Opinion
Argued March 26, 1996
Decided May 2, 1996
Appeal from the Appellate Division of the Supreme Court in the First Judicial Department, Marjory D. Fields, J.
Kenneth Rabb, New York City, and Jane M. Spinak for appellant.
Paul A. Crotty, Corporation Counsel of New York City (Elizabeth S. Natrella and Pamela Seider Dolgow of counsel), for respondent.
MEMORANDUM.
The order of the Appellate Division should be affirmed, without costs.
On July 18, 1993, appellant was arrested by Officer Gogarty and his partner, Officer Fallon, after Officer Fallon recovered a gun from the waistband of appellant's pants. Respondent presentment agency filed a petition in Family Court charging appellant, then 13 years old, with the commission of acts which would have constituted the crimes of criminal possession of a weapon in the second, third, and fourth degrees if committed by an adult. Appellant made a motion to suppress the gun and a pretrial suppression hearing was held.
At the hearing, Officer Gogarty testified that he and Officer Fallon were on routine patrol in their car when they heard the radio dispatcher announce that a Hispanic male, wearing a sun visor, red shirt and black pants had a gun in his waist. Officer Fallon drove to the specified location and was slowing the car to a stop when Officer Gogarty remarked that a person fitting the description just broadcast (later identified as appellant) was standing in front of the building. Both officers exited from their vehicle and approached appellant from opposite sides.

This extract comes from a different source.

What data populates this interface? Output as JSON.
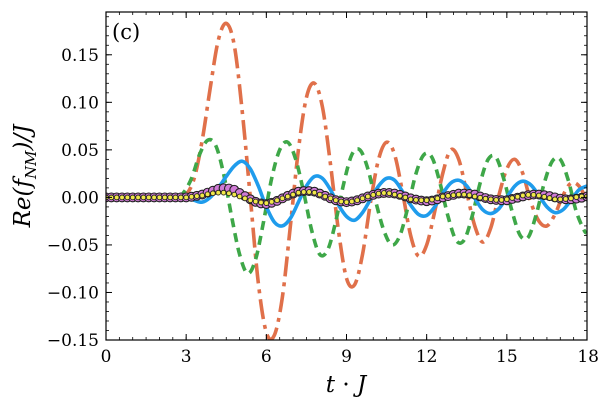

Officer Gogarty was approximately 15 to 20 feet away from appellant when he saw a bulge at the waistband of appellant's pants. He continued to walk briskly toward defendant, as did Officer Fallon. When Officer Fallon reached appellant, approximately one foot ahead of Officer Gogarty, he reached directly into appellant's waistband and pulled out a gun. Officer Gogarty did not tell his partner that he had seen a bulge at appellant's waist before Officer Fallon recovered the gun, and Officer Fallon did not testify at the suppression hearing.
Appellant's motion to suppress the gun was denied and after a fact-finding hearing, Family Court adjudicated appellant a juvenile delinquent, concluding that appellant committed an act which would constitute criminal possession of a weapon in fourth degree if he were an adult. Appellant was placed under the supervision of the Department of Probation for one year.
Appellant argues that the Appellate Division erred by inferring that Officer Fallon observed a bulge at appellant's waist because Officer Gogarty did not communicate to his partner that he had seen a bulge, and Officer Fallon did not testify at the suppression hearing. We disagree. Since Officer Fallon heard the same radio dispatch as Officer Gogarty and was in the same position to observe what Officer Gogarty perceived, an inference that Officer Fallon saw the same bulge which Officer Gogarty testified he had observed was reasonable as a matter of law ( compare, People v Mims, 88 N.Y.2d 99 [decided today]).
As the record supports the Appellate Division's determination that Officer Fallon acted reasonably in seizing the gun, the Appellate Division order should be affirmed.
Chief Judge KAYE and Judges SIMONS, TITONE, BELLACOSA, SMITH, LEVINE and CIPARICK concur.
Order affirmed, without costs, in a memorandum.